Wednesday, 26 March 2014

Levers Part 3 (another pivotal moment)

This shedweek I've made the lever pivot mounts, these are the bits at the very front of the levers through which the pivots bolt.

They turned out to be relatively easy to make after I'd worked out how to do it and I was able to knock them out in just a couple of evenings.

First job is to realise that I don't have any bar stock big enough so I do a raid on Kung Fu Pete's metal stash for some 2" bar to cut into salami.

Mark and drill opposite centres. All will become clear...

Machine the outer face, this recess is to accommodate the special locknut.

Then flip around and machine the inner edge, this 
locates against the pivot on the end of the fork extension.

Hacksaw diet.

Mount between those centres and machine the trunnions to be a tight fit inside the front ends of the levers.

I only need one of the trunnions, the other only serves as a temporary way to...
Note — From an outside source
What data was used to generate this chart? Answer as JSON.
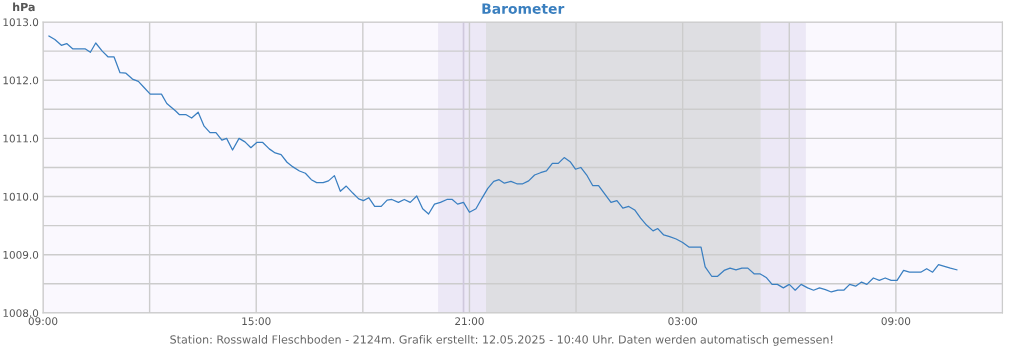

... hold the work whilst I bore the trunnion to make it easier to braze...

...and feather the edge to reduce a stress riser.

Then chop off the spare trunnion.

Mount directly onto the mill bed to create the round shape. I machined some very accurate spacers so that I could bolt up securely and yet still turn the work easily. I searched high and low for a piece of tubing of the right size to act as a handle to rotate the pivot. I then realised I had exactly the right size sitting on the workbench next to me. Duh.

These little needles of swarf are deadly sharp and have got everywhere. 
I'm still picking them out of my hands.


Next week I'll make the pedals, these will be the last actual parts to make. I have a folder of photos of the original bike on my computer, whenever I finish a part and have no further use for the photos of it I move them to a different folder. I started with 264 photos and I only have 9 left, all of the pedals. I'm ignoring the rear mudguard for now.

In other news, I knocked the bike over this week. I had the front wheel slightly overlapping the workshop door and when I pushed the door shut it gently pushed the bike off balance. I was mildly annoyed and may possibly have taught the children three doors down some exciting new grown up words. It fell on the right hand side and fortunately didn't do too much damage, there is some scuffing to the hand grip and the lever pivot. But the con rod suffered the most, getting badly bent. It turns out that the brazed joints aren't strong enough after all. I'm going to chop out the centre section and ask Kung Fu Pete to weld in a new bit. I should have done this from the start I guess. The left hand side is OK at present so I'll leave it for now. We learn by our mistakes.